Glancing up the hill, Oliver could make out a mausoleum with Ekland inscribed upon the pediment and a cluster of graves about ten feet away that must have belonged to the woman’s family. The further up the hill they got, the stronger the smell of rain became. Thunder rumbled in the distance, drawing a grimace from Gwen.

“Let’s split up. You take Ekland, and I’ll take Lindstrom. If either of us sees anything, we call the other.”
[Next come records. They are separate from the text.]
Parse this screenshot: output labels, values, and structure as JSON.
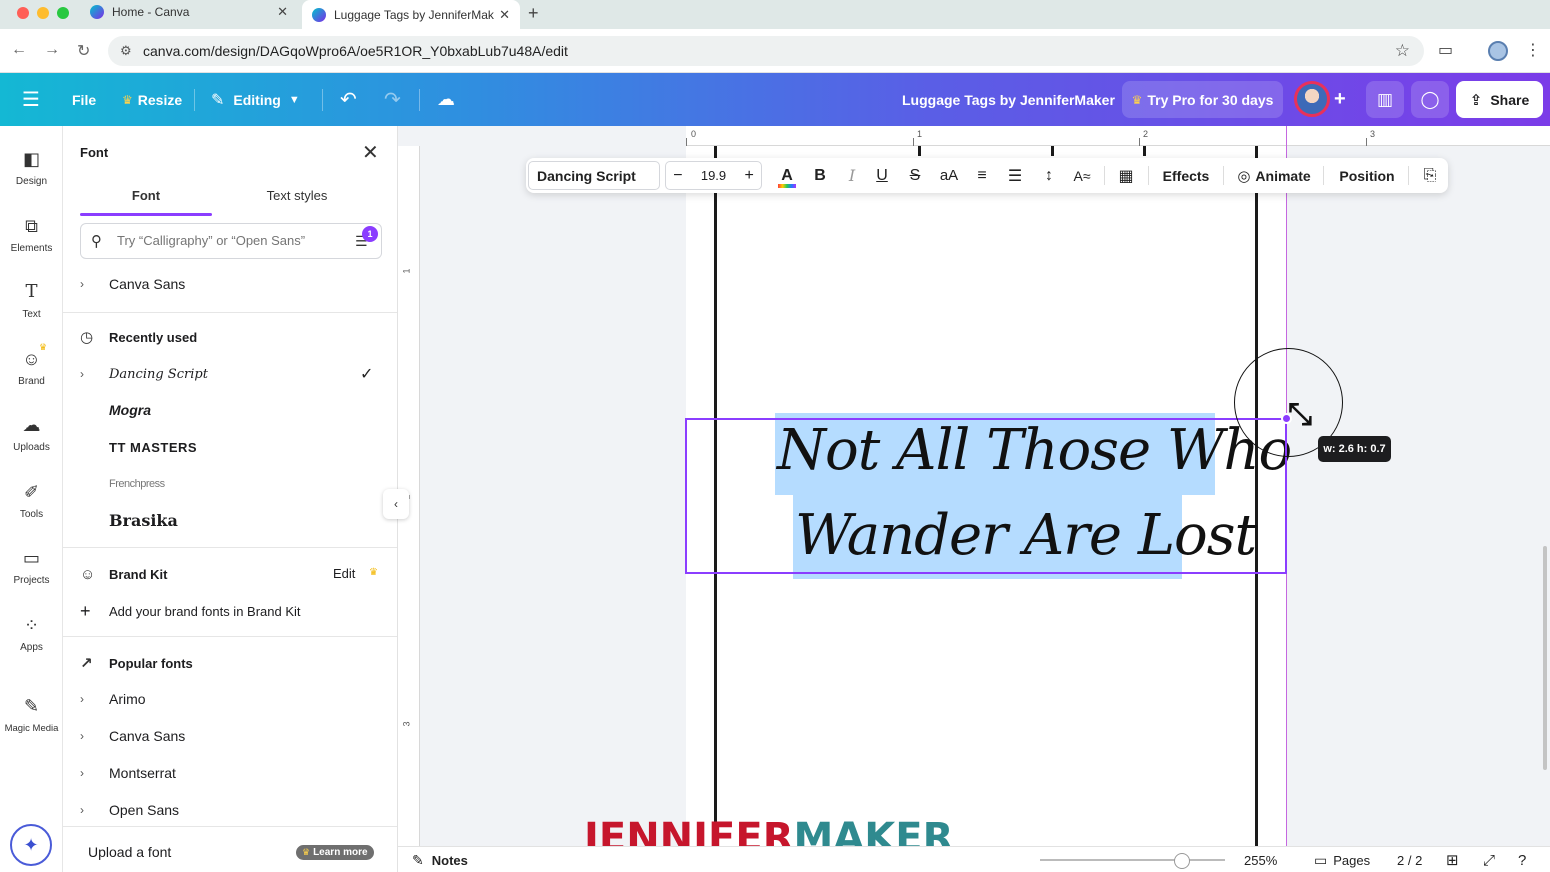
{
  "browser": {
    "tabs": [
      {
        "title": "Home - Canva",
        "active": false
      },
      {
        "title": "Luggage Tags by JenniferMaker",
        "active": true
      }
    ],
    "url": "canva.com/design/DAGqoWpro6A/oe5R1OR_Y0bxabLub7u48A/edit"
  },
  "header": {
    "file": "File",
    "resize": "Resize",
    "editing": "Editing",
    "doc_title": "Luggage Tags by JenniferMaker",
    "try_pro": "Try Pro for 30 days",
    "share": "Share"
  },
  "rail": [
    {
      "label": "Design",
      "icon": "design-icon"
    },
    {
      "label": "Elements",
      "icon": "elements-icon"
    },
    {
      "label": "Text",
      "icon": "text-icon"
    },
    {
      "label": "Brand",
      "icon": "brand-icon"
    },
    {
      "label": "Uploads",
      "icon": "uploads-icon"
    },
    {
      "label": "Tools",
      "icon": "tools-icon"
    },
    {
      "label": "Projects",
      "icon": "projects-icon"
    },
    {
      "label": "Apps",
      "icon": "apps-icon"
    },
    {
      "label": "Magic Media",
      "icon": "magic-media-icon"
    }
  ],
  "font_panel": {
    "title": "Font",
    "tabs": [
      "Font",
      "Text styles"
    ],
    "search_placeholder": "Try “Calligraphy” or “Open Sans”",
    "filter_badge": "1",
    "default_font": "Canva Sans",
    "recently_used_title": "Recently used",
    "recently_used": [
      "Dancing Script",
      "Mogra",
      "TT MASTERS",
      "Frenchpress",
      "Brasika"
    ],
    "brand_kit_title": "Brand Kit",
    "brand_kit_edit": "Edit",
    "add_brand_fonts": "Add your brand fonts in Brand Kit",
    "popular_title": "Popular fonts",
    "popular": [
      "Arimo",
      "Canva Sans",
      "Montserrat",
      "Open Sans"
    ],
    "upload": "Upload a font",
    "learn_more": "Learn more"
  },
  "toolbar": {
    "font": "Dancing Script",
    "size": "19.9",
    "minus": "−",
    "plus": "+",
    "effects": "Effects",
    "animate": "Animate",
    "position": "Position"
  },
  "rulers": {
    "top": [
      "0",
      "1",
      "2",
      "3"
    ],
    "left": [
      "1",
      "2",
      "3"
    ]
  },
  "canvas": {
    "text_line1": "Not All Those Who",
    "text_line2": "Wander Are Lost",
    "dimension_tooltip": "w: 2.6 h: 0.7",
    "selection_color": "#8b3dff",
    "highlight_color": "#b5dcff"
  },
  "watermark": {
    "part1": "JENNIFER",
    "part2": "MAKER"
  },
  "bottom": {
    "notes": "Notes",
    "zoom": "255%",
    "zoom_fraction": 0.77,
    "pages": "Pages",
    "page_count": "2 / 2"
  }
}
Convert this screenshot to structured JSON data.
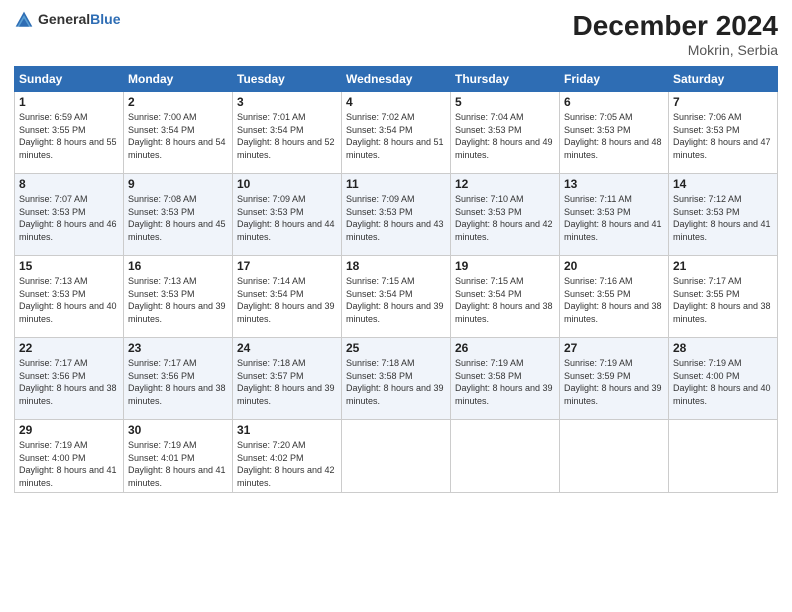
{
  "header": {
    "logo_general": "General",
    "logo_blue": "Blue",
    "month_year": "December 2024",
    "location": "Mokrin, Serbia"
  },
  "days_of_week": [
    "Sunday",
    "Monday",
    "Tuesday",
    "Wednesday",
    "Thursday",
    "Friday",
    "Saturday"
  ],
  "weeks": [
    [
      {
        "day": "1",
        "sunrise": "Sunrise: 6:59 AM",
        "sunset": "Sunset: 3:55 PM",
        "daylight": "Daylight: 8 hours and 55 minutes."
      },
      {
        "day": "2",
        "sunrise": "Sunrise: 7:00 AM",
        "sunset": "Sunset: 3:54 PM",
        "daylight": "Daylight: 8 hours and 54 minutes."
      },
      {
        "day": "3",
        "sunrise": "Sunrise: 7:01 AM",
        "sunset": "Sunset: 3:54 PM",
        "daylight": "Daylight: 8 hours and 52 minutes."
      },
      {
        "day": "4",
        "sunrise": "Sunrise: 7:02 AM",
        "sunset": "Sunset: 3:54 PM",
        "daylight": "Daylight: 8 hours and 51 minutes."
      },
      {
        "day": "5",
        "sunrise": "Sunrise: 7:04 AM",
        "sunset": "Sunset: 3:53 PM",
        "daylight": "Daylight: 8 hours and 49 minutes."
      },
      {
        "day": "6",
        "sunrise": "Sunrise: 7:05 AM",
        "sunset": "Sunset: 3:53 PM",
        "daylight": "Daylight: 8 hours and 48 minutes."
      },
      {
        "day": "7",
        "sunrise": "Sunrise: 7:06 AM",
        "sunset": "Sunset: 3:53 PM",
        "daylight": "Daylight: 8 hours and 47 minutes."
      }
    ],
    [
      {
        "day": "8",
        "sunrise": "Sunrise: 7:07 AM",
        "sunset": "Sunset: 3:53 PM",
        "daylight": "Daylight: 8 hours and 46 minutes."
      },
      {
        "day": "9",
        "sunrise": "Sunrise: 7:08 AM",
        "sunset": "Sunset: 3:53 PM",
        "daylight": "Daylight: 8 hours and 45 minutes."
      },
      {
        "day": "10",
        "sunrise": "Sunrise: 7:09 AM",
        "sunset": "Sunset: 3:53 PM",
        "daylight": "Daylight: 8 hours and 44 minutes."
      },
      {
        "day": "11",
        "sunrise": "Sunrise: 7:09 AM",
        "sunset": "Sunset: 3:53 PM",
        "daylight": "Daylight: 8 hours and 43 minutes."
      },
      {
        "day": "12",
        "sunrise": "Sunrise: 7:10 AM",
        "sunset": "Sunset: 3:53 PM",
        "daylight": "Daylight: 8 hours and 42 minutes."
      },
      {
        "day": "13",
        "sunrise": "Sunrise: 7:11 AM",
        "sunset": "Sunset: 3:53 PM",
        "daylight": "Daylight: 8 hours and 41 minutes."
      },
      {
        "day": "14",
        "sunrise": "Sunrise: 7:12 AM",
        "sunset": "Sunset: 3:53 PM",
        "daylight": "Daylight: 8 hours and 41 minutes."
      }
    ],
    [
      {
        "day": "15",
        "sunrise": "Sunrise: 7:13 AM",
        "sunset": "Sunset: 3:53 PM",
        "daylight": "Daylight: 8 hours and 40 minutes."
      },
      {
        "day": "16",
        "sunrise": "Sunrise: 7:13 AM",
        "sunset": "Sunset: 3:53 PM",
        "daylight": "Daylight: 8 hours and 39 minutes."
      },
      {
        "day": "17",
        "sunrise": "Sunrise: 7:14 AM",
        "sunset": "Sunset: 3:54 PM",
        "daylight": "Daylight: 8 hours and 39 minutes."
      },
      {
        "day": "18",
        "sunrise": "Sunrise: 7:15 AM",
        "sunset": "Sunset: 3:54 PM",
        "daylight": "Daylight: 8 hours and 39 minutes."
      },
      {
        "day": "19",
        "sunrise": "Sunrise: 7:15 AM",
        "sunset": "Sunset: 3:54 PM",
        "daylight": "Daylight: 8 hours and 38 minutes."
      },
      {
        "day": "20",
        "sunrise": "Sunrise: 7:16 AM",
        "sunset": "Sunset: 3:55 PM",
        "daylight": "Daylight: 8 hours and 38 minutes."
      },
      {
        "day": "21",
        "sunrise": "Sunrise: 7:17 AM",
        "sunset": "Sunset: 3:55 PM",
        "daylight": "Daylight: 8 hours and 38 minutes."
      }
    ],
    [
      {
        "day": "22",
        "sunrise": "Sunrise: 7:17 AM",
        "sunset": "Sunset: 3:56 PM",
        "daylight": "Daylight: 8 hours and 38 minutes."
      },
      {
        "day": "23",
        "sunrise": "Sunrise: 7:17 AM",
        "sunset": "Sunset: 3:56 PM",
        "daylight": "Daylight: 8 hours and 38 minutes."
      },
      {
        "day": "24",
        "sunrise": "Sunrise: 7:18 AM",
        "sunset": "Sunset: 3:57 PM",
        "daylight": "Daylight: 8 hours and 39 minutes."
      },
      {
        "day": "25",
        "sunrise": "Sunrise: 7:18 AM",
        "sunset": "Sunset: 3:58 PM",
        "daylight": "Daylight: 8 hours and 39 minutes."
      },
      {
        "day": "26",
        "sunrise": "Sunrise: 7:19 AM",
        "sunset": "Sunset: 3:58 PM",
        "daylight": "Daylight: 8 hours and 39 minutes."
      },
      {
        "day": "27",
        "sunrise": "Sunrise: 7:19 AM",
        "sunset": "Sunset: 3:59 PM",
        "daylight": "Daylight: 8 hours and 39 minutes."
      },
      {
        "day": "28",
        "sunrise": "Sunrise: 7:19 AM",
        "sunset": "Sunset: 4:00 PM",
        "daylight": "Daylight: 8 hours and 40 minutes."
      }
    ],
    [
      {
        "day": "29",
        "sunrise": "Sunrise: 7:19 AM",
        "sunset": "Sunset: 4:00 PM",
        "daylight": "Daylight: 8 hours and 41 minutes."
      },
      {
        "day": "30",
        "sunrise": "Sunrise: 7:19 AM",
        "sunset": "Sunset: 4:01 PM",
        "daylight": "Daylight: 8 hours and 41 minutes."
      },
      {
        "day": "31",
        "sunrise": "Sunrise: 7:20 AM",
        "sunset": "Sunset: 4:02 PM",
        "daylight": "Daylight: 8 hours and 42 minutes."
      },
      null,
      null,
      null,
      null
    ]
  ]
}
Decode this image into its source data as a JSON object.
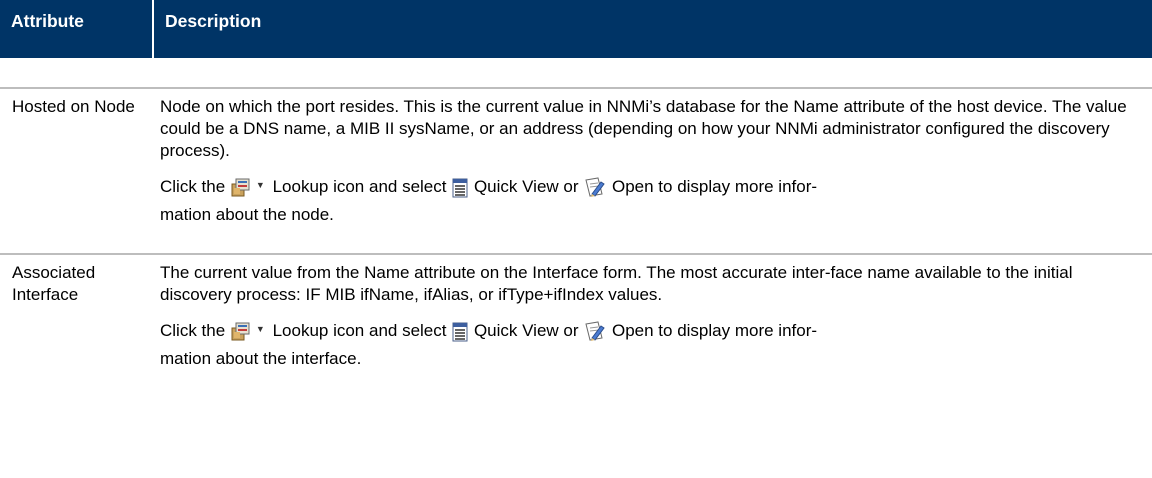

Nodding, Gwen ambled up the hill toward the stately granite mausoleum. Oliver trailed his eyes over the headstones leading up to the dead woman’s grave for any sign of his mother’s name but found nothing. A low iron fence surrounded the plot of graves. The ones at the center were the oldest, dating back to the early 1700s with newer graves flanking them on all sides. Some had already been overtaken by the woods. Moss crawled over the stones likea green carpet, and lichen chewed at their names until they were scarcely recognizable while the trees looming over the graves hissed as Oliver grew closer. From the corner of his eye, he thought he saw something move behind him, but when he looked, he saw only Gwen prodding at the mausoleum with her powers. He took two steps and stopped when a twig snapped behind him. Whipping around, Oliver found the graveyard empty, apart from a blackbird pecking at the base of a tree. Oliver shook his head. All the talk of murderers and the reanimated dead was getting to him.

Picking around the nearest graves, Oliver’s eyes flitted across the names of Sarah Lindstrom’s ancestors and family until he found her now empty grave only half a yard from the tree line. He eyed the dense woods suspiciously, but when the lowest branches didn’t jump out to grab him, he inched closer to Sarah Lindstrom’s headstone. The dirt around it looked undisturbed. Kneeling, Oliver tugged at the grass to see if someone had peeled away the sod, but it didn’t budge. Up close, he could see a seam in the dirt where it had been moved, just not in the way someone digging a grave would have done it. It was almost like the dirt and grass had been parted down the center and knitted back together. An earthmancer or a plantmancer could have done it, but that would require several people with powers working together to raise the dead. A conspiracy to terrorize the town would be far harder to deal with than a rogue necromancer. If that was the case and there were multiple people involved, they would need to call in more investigators.

As Oliver stood and dusted his hands on his trousers, a branch slammed hard into his back. The breath whooshed out of his lungs as he tumbled between the trees and a wave of magic so strong it seemed to penetrate his bones washed over him. Landing hard on his hands and knees, Oliver retched and coughed away the strange magic. He shut his eyes against the nausea, but when he opened them and sat back on his heels, panic lanced through him. Gone were Gwen and the cemetery, and in their place stood the endless forest of the Dysterwood.